Bywater: Certainly if you look at the path Raniere was going down, it was becoming darker and darker. Some people have referred to this as “negative epiphanies” or “maliphanies” where the individual getting away with each successive act of criminality and degrading themselves psychologically in the process. In popular culture, this is best depicted by the character Walter White in the TV show Breaking Bad. But with psychopaths, there’s also an escalation effect: the extreme emotional need that psychopaths have for violent levels of control and abuse is never satiated and only grows stronger over time.

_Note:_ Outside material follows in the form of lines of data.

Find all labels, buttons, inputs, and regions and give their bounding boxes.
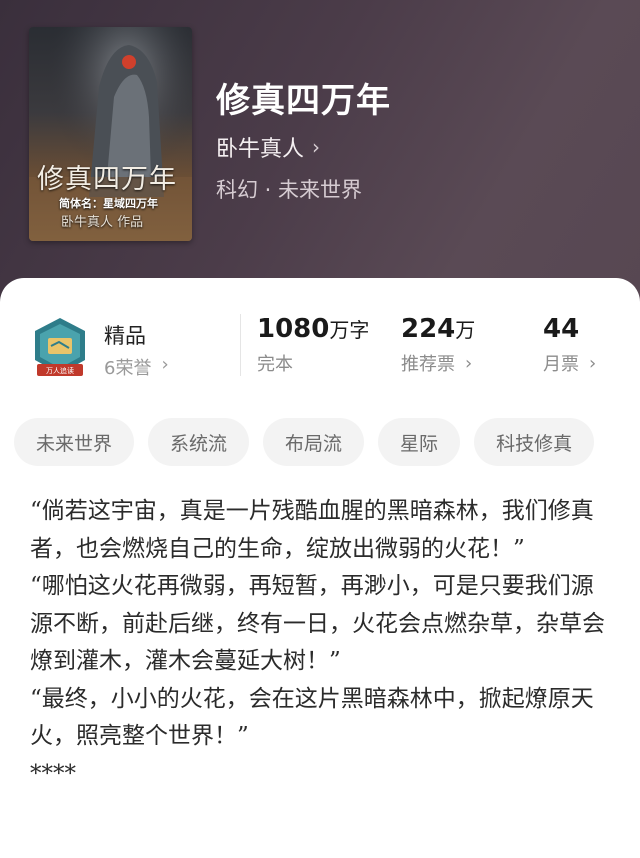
book-cover[interactable]: 修真四万年 简体名：星域四万年 卧牛真人 作品 [29,27,192,241]
stat-unit: 万 [455,318,476,342]
cover-title: 修真四万年 [37,164,177,195]
synopsis-paragraph: “倘若这宇宙，真是一片残酷血腥的黑暗森林，我们修真者，也会燃烧自己的生命，绽放出… [30,498,594,562]
detail-card: 万人追读 精品 6荣誉 › 1080万字 完本 224万 推荐票 › 44 月票 ›… [0,278,640,858]
stat-label: 推荐票 [401,354,455,375]
stat-label: 完本 [257,354,293,375]
stat-value: 1080 [257,314,330,344]
book-genre: 科幻 · 未来世界 [216,178,363,202]
honor-count: 6荣誉 [104,358,152,379]
chevron-right-icon: › [312,135,321,159]
quality-label: 精品 [104,324,146,348]
stat-value: 224 [401,314,456,344]
tag-list: 未来世界 系统流 布局流 星际 科技修真 [14,418,595,466]
book-title: 修真四万年 [216,81,391,121]
author-link[interactable]: 卧牛真人 › [216,131,320,163]
stat-value: 44 [543,314,580,344]
honor-link[interactable]: 6荣誉 › [104,354,169,380]
tag-chip[interactable]: 系统流 [148,418,250,466]
badge-ribbon-text: 万人追读 [46,366,74,375]
chevron-right-icon: › [589,352,597,374]
tag-chip[interactable]: 布局流 [263,418,365,466]
synopsis-paragraph: “哪怕这火花再微弱，再短暂，再渺小，可是只要我们源源不断，前赴后继，终有一日，火… [30,573,605,674]
cover-author: 卧牛真人 作品 [61,215,144,230]
synopsis-paragraph: “最终，小小的火花，会在这片黑暗森林中，掀起燎原天火，照亮整个世界！” [30,685,594,750]
stat-label: 月票 [543,354,579,375]
chevron-right-icon: › [465,352,473,374]
cover-subtitle: 简体名：星域四万年 [59,197,158,210]
tag-chip[interactable]: 科技修真 [474,418,595,466]
stat-monthly-votes[interactable]: 44 月票 › [543,314,596,376]
synopsis[interactable]: “倘若这宇宙，真是一片残酷血腥的黑暗森林，我们修真者，也会燃烧自己的生命，绽放出… [30,493,610,793]
divider [240,314,241,376]
author-name: 卧牛真人 [216,137,305,162]
tag-chip[interactable]: 星际 [378,418,461,466]
quality-badge-icon[interactable]: 万人追读 [31,316,89,380]
stat-word-count: 1080万字 完本 [257,314,369,376]
stat-unit: 万字 [329,318,370,342]
synopsis-paragraph: **** [30,760,76,787]
stat-recommend-votes[interactable]: 224万 推荐票 › [401,314,475,376]
tag-chip[interactable]: 未来世界 [14,418,135,466]
chevron-right-icon: › [161,354,169,375]
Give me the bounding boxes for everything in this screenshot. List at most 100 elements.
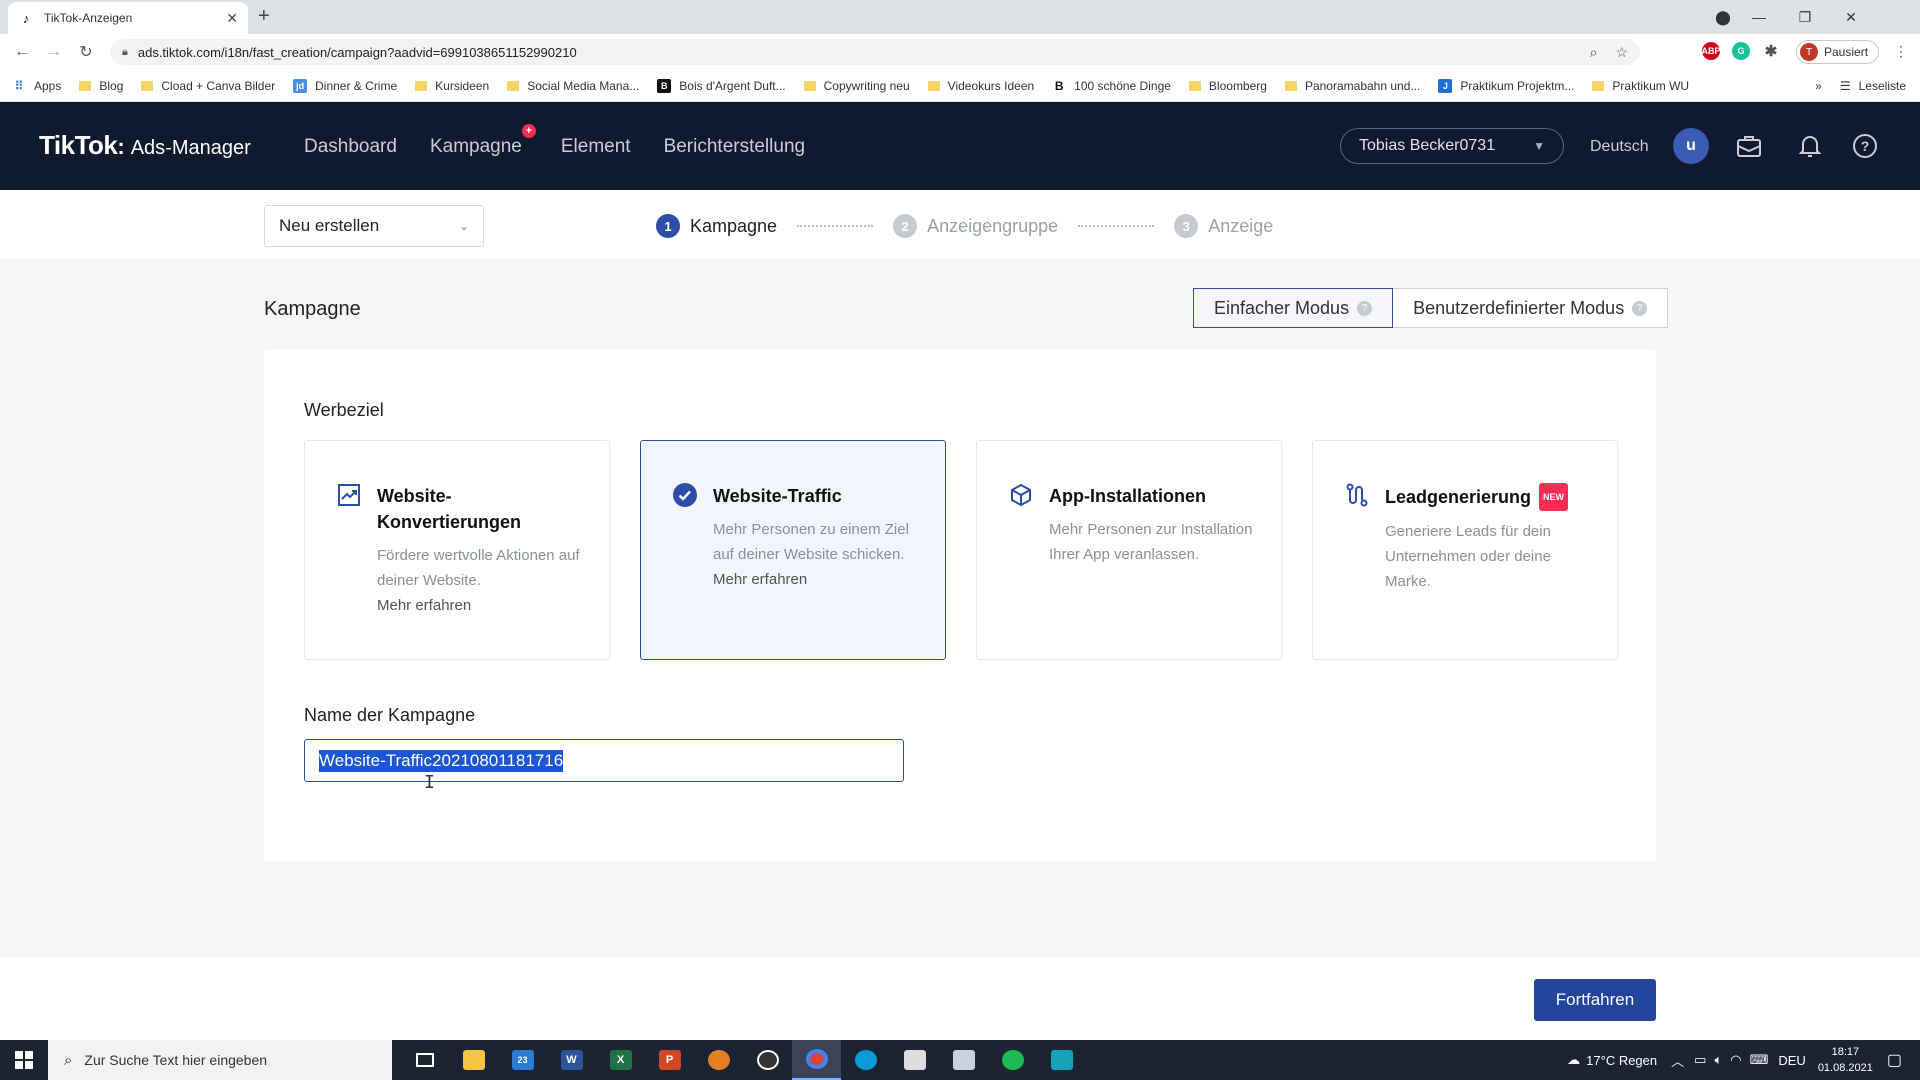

Jacobsen: When he accuses women of using sex to control men, is this another manner in which to state that the psychology of Raniere is, in fact, projected onto victims of his groups, particularly the inner circle of DOS?

Bywater: Generally, this sort of misogyny is commonplace among male psychopaths. I could give anecdotal evidence from the examples of singer R Kelly and cult leader Larry Ray. It appears to originate from an insecure and/or abusive attachment with their mother, which results in the hatred towards women.

Now, with that misogynist worldview established, Raniere certainly attempted to project it on his followers, and he was successful in doing so.

Jacobsen: Why did it take so long for the teflon man to be taken to court for justice, proper?

Bywater:During the trial of Keith Raniere and his associates, judge Nicholas Garaufis specifically criticized the lack of judicial action taken against Raniere. As for why, no doubt there were systematic failings, particularly by the authorities in Albany who could have taken more decisive action in Raniere’s early days.

More broadly, there is a gap in our legal systems that I and many others are working to fix. Our legal systems are based on the notion that humans are rational individuals who act in their self-interest. We know that this is not always the case. So, when the NXIVM defectors (Mark Vicente, Catherine Oxenberg, Sarah Edmonson and others) went to the FBI, they were met with the response that legal action could not be taken against a group that people had consensually joined. What made the case of NXIVM different was how NXIVM was blatantly using blackmail and coercion. Then, finally, prosecutor Moira Penza identified a way to use sex and labor trafficking laws to prosecute NXIVM as a criminal enterprise. This model has been used to prosecute other destructive cults, for example the Larry Ray cult and the United Nation of Islam. This offers great hope for the future, because cults operate in a very similar manner to trafficking rings. Cult expert Steven Hassan has said that a trafficking ring is a commercial mind control cult.

Other necessary changes to the law that will stop the cult abuses include: expanding the doctrine of undue influence to apply beyond the restrictive area of wills and estates, and applying existing coercive control laws beyond romantic and family relationships to entire groups. 

Very recently, an anti-Scientology activist met with a British member of parliament to discuss expanding coercive control laws to cover groups such as Scientology.

Jacobsen: What do the survivors of Raniere’s cult who are no longer unquestioningly loyal to him want others to know about him and their  condition after it, e.g. the lessons?

Bywater: Without asking them directly, I’m sure they would want less attention on  the sensationalist aspects like the sex cult stuff and the focus to be  on the underlying problem of coercive control and psychological abuse that allowed the sexual abuse to occur in the first place.

Jacobsen: How can reporters stray from sensationalism around one truth, the sexual misconduct and such, and stick more to the comprehensive content on coercive control groups?

Bywater: I always emphasize that reporters focus on the underlying pattern of coercive control because it is this which enables the secondary abuses like the sexual abuse. No-one joins a sex cult. No-one knowingly joins a cult, period. There is a scene in The Vow where Mark Vicente eloquently underlines this truth.

Reports must resist more complex analyses of abusive groups from being subsumed by sensationalist news.

Jacobsen: Thank you for the opportunity and your time, Matt.

Bywater: It’s a pleasure, as always.